No. of Recommendations: 1
Large Cap Integrated Oil stocks are gifts
Pick your fave. OXY. XOM. whatever
No. of Recommendations: 0
I suspect when this happens someone is doing this intentionally. If you exercise a large amount of puts, a lot of people who got the stock may want to sell, creating marginal supply of the stock and driving people down.
No. of Recommendations: 0
Between xom and ccvx, i picked cvx because cvx has less international exposure and they are not talking about big capx
No. of Recommendations: 3
Not that it hasn’t been hashed into tiny granules, but another pass:
Buffett Violates Own Rule in Buying Occidental Stock
One of Warren Buffett’s favorite maxims is to stick with winners and not add to losing investments. His Berkshire Hathaway seems to be violating that principle with its recent purchases of Occidental Petroleum and Sirius XM Holdings stock.“
We are just the opposite of those who hurry to sell and book profits when companies perform well but who tenaciously hang on to businesses that disappoint. Peter Lynch aptly likens such behavior to cutting the flowers and watering the weeds,” Buffett wrote.

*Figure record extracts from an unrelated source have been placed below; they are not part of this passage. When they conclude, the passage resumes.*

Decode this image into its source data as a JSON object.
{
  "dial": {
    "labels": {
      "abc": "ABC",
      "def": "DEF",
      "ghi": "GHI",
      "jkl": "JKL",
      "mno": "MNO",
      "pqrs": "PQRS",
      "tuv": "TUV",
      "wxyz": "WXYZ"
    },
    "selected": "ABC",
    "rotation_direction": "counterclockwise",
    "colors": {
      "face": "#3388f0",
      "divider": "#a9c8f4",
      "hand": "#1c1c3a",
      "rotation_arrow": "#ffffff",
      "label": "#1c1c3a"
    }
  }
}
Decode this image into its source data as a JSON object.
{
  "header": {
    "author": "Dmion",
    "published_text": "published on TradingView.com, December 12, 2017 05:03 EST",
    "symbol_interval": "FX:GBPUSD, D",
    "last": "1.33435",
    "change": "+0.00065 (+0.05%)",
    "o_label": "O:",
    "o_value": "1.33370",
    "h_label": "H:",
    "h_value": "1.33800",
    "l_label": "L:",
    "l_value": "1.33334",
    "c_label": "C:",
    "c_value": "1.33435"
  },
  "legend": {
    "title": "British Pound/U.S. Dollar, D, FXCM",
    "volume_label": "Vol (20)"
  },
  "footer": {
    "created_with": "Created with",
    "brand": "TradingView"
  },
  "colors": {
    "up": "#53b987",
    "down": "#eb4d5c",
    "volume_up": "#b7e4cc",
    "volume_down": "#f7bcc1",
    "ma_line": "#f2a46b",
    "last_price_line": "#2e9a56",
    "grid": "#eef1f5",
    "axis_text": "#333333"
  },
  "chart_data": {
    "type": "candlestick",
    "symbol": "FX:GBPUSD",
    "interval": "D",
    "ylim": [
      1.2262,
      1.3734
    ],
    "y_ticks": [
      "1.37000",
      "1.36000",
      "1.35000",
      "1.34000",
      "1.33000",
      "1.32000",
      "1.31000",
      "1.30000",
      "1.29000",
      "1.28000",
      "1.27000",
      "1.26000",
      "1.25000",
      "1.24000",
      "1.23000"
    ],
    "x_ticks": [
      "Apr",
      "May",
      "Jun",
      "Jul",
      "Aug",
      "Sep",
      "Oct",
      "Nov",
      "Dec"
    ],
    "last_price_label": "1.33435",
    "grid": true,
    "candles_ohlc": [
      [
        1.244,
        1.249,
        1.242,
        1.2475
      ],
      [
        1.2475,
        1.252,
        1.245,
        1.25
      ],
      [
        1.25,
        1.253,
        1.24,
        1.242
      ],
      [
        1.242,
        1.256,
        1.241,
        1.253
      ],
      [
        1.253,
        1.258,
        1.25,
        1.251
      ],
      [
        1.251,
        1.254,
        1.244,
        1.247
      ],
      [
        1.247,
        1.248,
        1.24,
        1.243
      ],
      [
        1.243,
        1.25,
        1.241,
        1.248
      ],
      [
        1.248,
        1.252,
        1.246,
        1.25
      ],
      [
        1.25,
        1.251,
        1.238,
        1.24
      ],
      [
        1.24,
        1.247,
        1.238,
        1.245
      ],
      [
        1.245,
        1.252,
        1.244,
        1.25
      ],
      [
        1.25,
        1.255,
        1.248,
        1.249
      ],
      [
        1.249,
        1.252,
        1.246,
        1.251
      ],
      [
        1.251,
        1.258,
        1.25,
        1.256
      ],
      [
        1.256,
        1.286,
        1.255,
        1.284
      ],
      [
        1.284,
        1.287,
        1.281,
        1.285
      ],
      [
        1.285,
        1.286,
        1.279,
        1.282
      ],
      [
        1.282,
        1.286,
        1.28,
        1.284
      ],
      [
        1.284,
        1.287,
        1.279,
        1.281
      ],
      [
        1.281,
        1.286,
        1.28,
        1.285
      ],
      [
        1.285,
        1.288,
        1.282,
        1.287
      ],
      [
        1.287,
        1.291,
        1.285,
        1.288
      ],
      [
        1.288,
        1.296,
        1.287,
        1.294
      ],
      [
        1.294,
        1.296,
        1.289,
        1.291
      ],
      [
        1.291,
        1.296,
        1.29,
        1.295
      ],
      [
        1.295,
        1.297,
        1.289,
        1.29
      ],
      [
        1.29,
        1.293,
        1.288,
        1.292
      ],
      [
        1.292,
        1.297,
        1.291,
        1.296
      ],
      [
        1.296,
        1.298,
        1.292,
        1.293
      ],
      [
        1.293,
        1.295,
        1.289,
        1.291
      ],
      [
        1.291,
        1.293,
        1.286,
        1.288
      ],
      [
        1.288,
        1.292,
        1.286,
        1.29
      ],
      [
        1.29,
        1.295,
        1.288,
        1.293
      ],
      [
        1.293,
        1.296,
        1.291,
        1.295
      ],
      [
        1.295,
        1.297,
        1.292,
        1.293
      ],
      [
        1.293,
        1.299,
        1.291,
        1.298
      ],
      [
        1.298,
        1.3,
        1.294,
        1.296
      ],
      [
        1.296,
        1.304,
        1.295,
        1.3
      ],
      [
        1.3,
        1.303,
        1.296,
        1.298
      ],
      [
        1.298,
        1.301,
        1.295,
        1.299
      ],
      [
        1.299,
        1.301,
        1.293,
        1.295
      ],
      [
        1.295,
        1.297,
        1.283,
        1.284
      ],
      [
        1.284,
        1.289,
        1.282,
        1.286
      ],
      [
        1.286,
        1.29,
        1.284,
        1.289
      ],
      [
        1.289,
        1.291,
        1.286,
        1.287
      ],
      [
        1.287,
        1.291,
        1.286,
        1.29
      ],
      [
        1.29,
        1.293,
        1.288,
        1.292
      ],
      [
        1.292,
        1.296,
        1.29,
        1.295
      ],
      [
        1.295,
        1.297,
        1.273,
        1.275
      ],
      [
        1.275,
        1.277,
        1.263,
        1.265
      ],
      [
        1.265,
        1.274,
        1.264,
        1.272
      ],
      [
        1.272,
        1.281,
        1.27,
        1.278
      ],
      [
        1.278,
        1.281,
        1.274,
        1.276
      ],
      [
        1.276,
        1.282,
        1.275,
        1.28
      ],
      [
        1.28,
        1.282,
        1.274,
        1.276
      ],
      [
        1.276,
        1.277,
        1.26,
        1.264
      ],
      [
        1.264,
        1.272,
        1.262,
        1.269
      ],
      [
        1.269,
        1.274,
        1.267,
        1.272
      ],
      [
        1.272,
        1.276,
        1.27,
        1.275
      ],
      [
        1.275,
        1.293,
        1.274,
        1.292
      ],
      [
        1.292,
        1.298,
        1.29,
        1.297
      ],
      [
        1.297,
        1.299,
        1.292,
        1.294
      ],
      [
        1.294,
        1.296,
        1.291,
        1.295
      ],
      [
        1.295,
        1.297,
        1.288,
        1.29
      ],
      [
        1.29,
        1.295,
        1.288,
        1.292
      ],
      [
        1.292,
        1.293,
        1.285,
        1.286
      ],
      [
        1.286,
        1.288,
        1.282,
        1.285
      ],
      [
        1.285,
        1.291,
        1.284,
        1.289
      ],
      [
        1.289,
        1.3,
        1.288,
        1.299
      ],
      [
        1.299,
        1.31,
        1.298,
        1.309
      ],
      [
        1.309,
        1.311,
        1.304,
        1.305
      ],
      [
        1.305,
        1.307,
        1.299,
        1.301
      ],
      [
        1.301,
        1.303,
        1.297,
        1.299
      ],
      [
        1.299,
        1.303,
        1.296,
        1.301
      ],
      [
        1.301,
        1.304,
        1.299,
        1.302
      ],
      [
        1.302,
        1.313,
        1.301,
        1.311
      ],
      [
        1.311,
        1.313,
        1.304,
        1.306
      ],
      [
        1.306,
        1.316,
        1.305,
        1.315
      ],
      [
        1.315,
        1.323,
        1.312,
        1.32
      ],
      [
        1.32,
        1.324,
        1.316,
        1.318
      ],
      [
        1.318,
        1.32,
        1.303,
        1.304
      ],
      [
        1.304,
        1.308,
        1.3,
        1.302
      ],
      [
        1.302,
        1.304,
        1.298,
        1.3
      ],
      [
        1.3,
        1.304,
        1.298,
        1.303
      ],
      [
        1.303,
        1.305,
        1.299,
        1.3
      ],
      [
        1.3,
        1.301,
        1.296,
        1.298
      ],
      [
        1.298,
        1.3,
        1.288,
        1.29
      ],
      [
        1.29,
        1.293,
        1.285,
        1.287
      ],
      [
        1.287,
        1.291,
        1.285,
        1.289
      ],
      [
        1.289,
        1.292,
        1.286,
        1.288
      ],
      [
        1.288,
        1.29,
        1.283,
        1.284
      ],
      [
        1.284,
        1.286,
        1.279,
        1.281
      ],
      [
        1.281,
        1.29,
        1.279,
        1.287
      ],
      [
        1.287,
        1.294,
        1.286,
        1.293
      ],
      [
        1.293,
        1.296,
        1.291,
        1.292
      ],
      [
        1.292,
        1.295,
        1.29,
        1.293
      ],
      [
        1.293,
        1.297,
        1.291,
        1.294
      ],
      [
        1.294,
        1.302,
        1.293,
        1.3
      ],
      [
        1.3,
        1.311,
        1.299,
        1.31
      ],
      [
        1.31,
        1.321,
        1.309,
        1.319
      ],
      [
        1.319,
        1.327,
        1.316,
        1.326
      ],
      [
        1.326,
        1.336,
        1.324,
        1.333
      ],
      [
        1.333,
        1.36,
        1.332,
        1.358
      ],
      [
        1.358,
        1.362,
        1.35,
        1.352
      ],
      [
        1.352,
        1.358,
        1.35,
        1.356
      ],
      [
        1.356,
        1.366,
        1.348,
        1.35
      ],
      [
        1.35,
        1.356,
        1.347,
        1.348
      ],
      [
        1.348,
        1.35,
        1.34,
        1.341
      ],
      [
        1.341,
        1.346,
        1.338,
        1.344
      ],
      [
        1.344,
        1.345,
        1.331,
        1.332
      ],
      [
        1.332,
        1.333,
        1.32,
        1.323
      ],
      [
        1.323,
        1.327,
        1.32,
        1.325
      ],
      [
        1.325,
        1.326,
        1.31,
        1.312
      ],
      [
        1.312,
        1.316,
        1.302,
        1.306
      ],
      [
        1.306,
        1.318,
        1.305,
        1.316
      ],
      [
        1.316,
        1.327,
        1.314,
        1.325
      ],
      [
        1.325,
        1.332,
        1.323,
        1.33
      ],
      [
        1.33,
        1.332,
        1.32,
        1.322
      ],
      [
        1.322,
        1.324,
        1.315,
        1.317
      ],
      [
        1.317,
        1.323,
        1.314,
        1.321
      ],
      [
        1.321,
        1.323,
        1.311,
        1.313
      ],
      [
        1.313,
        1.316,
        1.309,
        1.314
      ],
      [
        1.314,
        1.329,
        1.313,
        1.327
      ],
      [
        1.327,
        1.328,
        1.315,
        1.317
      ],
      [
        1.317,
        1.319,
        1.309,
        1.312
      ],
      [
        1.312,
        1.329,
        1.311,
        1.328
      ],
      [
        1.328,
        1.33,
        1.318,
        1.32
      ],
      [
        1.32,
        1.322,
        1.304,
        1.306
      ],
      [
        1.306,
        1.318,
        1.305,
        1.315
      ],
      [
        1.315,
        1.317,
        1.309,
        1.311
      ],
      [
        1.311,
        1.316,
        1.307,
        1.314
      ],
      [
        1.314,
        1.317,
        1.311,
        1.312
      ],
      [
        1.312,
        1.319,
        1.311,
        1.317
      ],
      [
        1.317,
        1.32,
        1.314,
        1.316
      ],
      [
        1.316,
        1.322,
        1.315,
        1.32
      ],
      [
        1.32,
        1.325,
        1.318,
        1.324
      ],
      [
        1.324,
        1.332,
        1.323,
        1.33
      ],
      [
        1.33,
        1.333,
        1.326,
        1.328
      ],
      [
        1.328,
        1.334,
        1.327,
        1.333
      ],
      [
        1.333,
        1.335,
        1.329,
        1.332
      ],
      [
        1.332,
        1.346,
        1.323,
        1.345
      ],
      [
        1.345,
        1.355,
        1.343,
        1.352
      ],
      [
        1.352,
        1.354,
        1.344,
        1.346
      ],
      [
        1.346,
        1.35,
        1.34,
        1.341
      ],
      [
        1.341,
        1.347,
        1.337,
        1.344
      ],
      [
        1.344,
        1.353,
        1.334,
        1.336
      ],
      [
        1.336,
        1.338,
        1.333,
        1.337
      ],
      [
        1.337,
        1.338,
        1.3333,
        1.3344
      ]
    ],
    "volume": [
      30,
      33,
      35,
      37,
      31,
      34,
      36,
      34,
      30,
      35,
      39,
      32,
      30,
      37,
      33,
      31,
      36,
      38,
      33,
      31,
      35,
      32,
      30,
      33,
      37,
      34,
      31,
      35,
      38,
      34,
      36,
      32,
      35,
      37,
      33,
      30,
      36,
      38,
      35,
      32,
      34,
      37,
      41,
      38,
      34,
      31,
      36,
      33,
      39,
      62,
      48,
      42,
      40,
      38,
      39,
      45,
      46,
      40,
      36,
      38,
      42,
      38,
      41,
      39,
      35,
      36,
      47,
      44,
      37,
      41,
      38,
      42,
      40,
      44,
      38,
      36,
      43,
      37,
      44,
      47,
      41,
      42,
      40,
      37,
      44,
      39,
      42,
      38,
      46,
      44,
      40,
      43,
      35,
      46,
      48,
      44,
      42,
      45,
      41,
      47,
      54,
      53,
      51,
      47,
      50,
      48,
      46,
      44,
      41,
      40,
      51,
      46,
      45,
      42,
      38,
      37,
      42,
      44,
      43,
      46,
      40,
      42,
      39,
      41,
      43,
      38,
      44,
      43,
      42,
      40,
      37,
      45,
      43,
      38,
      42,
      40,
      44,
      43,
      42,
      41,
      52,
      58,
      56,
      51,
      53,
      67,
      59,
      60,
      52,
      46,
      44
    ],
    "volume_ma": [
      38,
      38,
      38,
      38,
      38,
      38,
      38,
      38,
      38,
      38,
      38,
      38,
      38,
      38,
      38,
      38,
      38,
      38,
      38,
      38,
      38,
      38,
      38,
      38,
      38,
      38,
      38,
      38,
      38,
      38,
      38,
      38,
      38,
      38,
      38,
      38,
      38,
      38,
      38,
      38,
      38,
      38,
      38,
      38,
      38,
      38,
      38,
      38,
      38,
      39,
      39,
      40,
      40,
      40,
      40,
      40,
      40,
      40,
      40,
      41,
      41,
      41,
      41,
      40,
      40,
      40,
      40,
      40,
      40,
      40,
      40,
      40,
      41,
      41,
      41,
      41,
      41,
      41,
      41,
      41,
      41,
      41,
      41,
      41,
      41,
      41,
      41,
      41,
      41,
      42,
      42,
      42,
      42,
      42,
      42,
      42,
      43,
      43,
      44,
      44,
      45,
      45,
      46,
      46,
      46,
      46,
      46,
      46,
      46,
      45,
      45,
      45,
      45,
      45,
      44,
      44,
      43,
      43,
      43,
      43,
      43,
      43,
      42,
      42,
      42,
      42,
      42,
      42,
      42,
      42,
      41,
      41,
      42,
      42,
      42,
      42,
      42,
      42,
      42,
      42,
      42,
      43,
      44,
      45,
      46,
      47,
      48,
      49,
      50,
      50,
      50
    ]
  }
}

Buffett has generally hewed to that approach over the years, sticking with such big winners as American Express and Coca-Cola in Berkshire’s $300 billion portfolio.
But he went against principle when he cut Berkshire’s stake in Apple this year by two-thirds, to 300 million shares. In doing so he left more than $35 billion on the table and incurred a sizable tax bill that could total $20 billion, Barron’s estimates.